Of course, there was no way of knowing the kind of cultural impact “Friday the 13th” would have on a mainstream that was ready to champion the horror genre after the phenomenal success of “Carrie” and John Carpenter’s “Halloween.” For Palmer and the rest of the cast, they were just shooting a badly lit slasher movie in the middle of the woods at Camp NoBeBoSco in Hardwick, New Jersey. Thanks to the twist reveal of Mrs. Voorhees as the real killer and Tom Savini’s groundbreaking gore effects, suddenly, director Sean S. Cunningham had a budding franchise in the making.

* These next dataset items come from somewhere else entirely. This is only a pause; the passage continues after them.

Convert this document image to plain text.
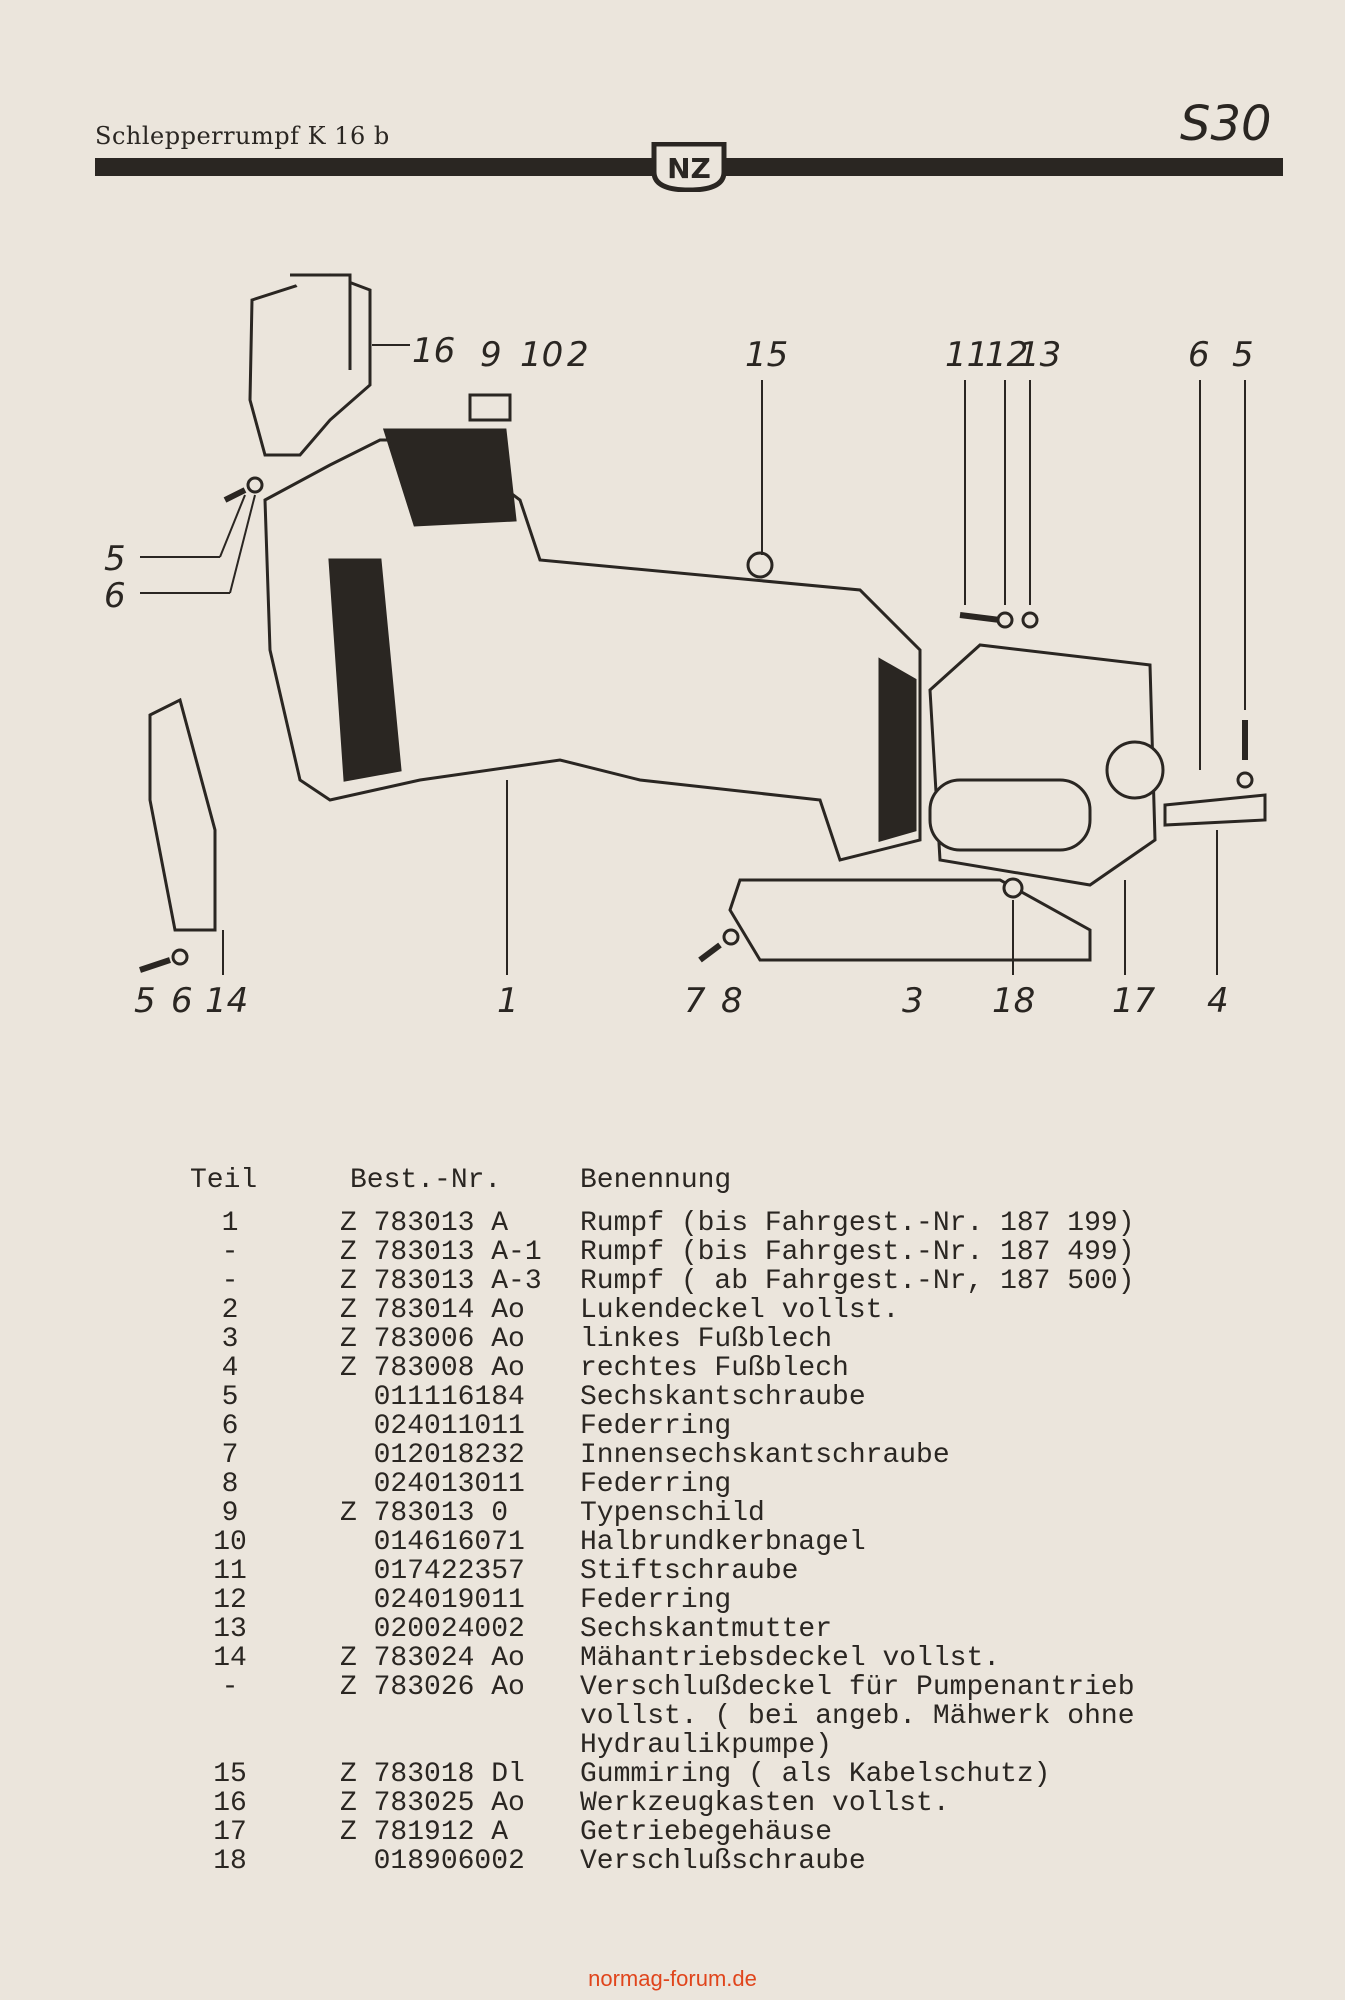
Schlepperrumpf K 16 b	S30
NZ
16 9 10 2	15	11
12
13	6 5
5
6
5 6 14	1	7 8	3 18 17 4
Teil	Best.-Nr.	Benennung
1	Z 783013 A	Rumpf (bis Fahrgest.-Nr. 187 199)
-	Z 783013 A-1	Rumpf (bis Fahrgest.-Nr. 187 499)
-	Z 783013 A-3	Rumpf ( ab Fahrgest.-Nr, 187 500)
2	Z 783014 Ao	Lukendeckel vollst.
3	Z 783006 Ao	linkes Fußblech
4	Z 783008 Ao	rechtes Fußblech
5	011116184	Sechskantschraube
6	024011011	Federring
7	012018232	Innensechskantschraube
8	024013011	Federring
9	Z 783013 0	Typenschild
10	014616071	Halbrundkerbnagel
11	017422357	Stiftschraube
12	024019011	Federring
13	020024002	Sechskantmutter
14	Z 783024 Ao	Mähantriebsdeckel vollst.
-	Z 783026 Ao	Verschlußdeckel für Pumpenantrieb
vollst. ( bei angeb. Mähwerk ohne
Hydraulikpumpe)
15	Z 783018 Dl	Gummiring ( als Kabelschutz)
16	Z 783025 Ao	Werkzeugkasten vollst.
17	Z 781912 A	Getriebegehäuse
18	018906002	Verschlußschraube
normag-forum.de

With her background in theatre, Palmer studied the Stanislavsky method which compelled her to invent some crucial details for the character. Those little additions may have been part of the reason Mrs. Voorhees ended up being so memorable. Palmer previously spoke with The Dissolve about her process as an actor:
“I traced Pamela back to my own high school days in the early 1940s. So it’s 1944, a very conservative time, and Pamela has a steady boyfriend. They have sex, which is very bad of course, and Pamela soon gets pregnant with Jason. The father takes off and when Pamela tells her parents, they disown her because having [children] out of wedlock isn’t something that good girls do. I think she took Jason and raised him the best she could, but he turned out to be a very strange boy.”
Indeed, he did. The promiscuity of the camp counselors led to Mrs. Voorhees becoming “very psychotic and puritanical in her attitudes,” according to Palmer’s added backstory. The rest, as they say, is horror history, and the time-tested equation that sex always equals death continues to be proven over and over again decades later.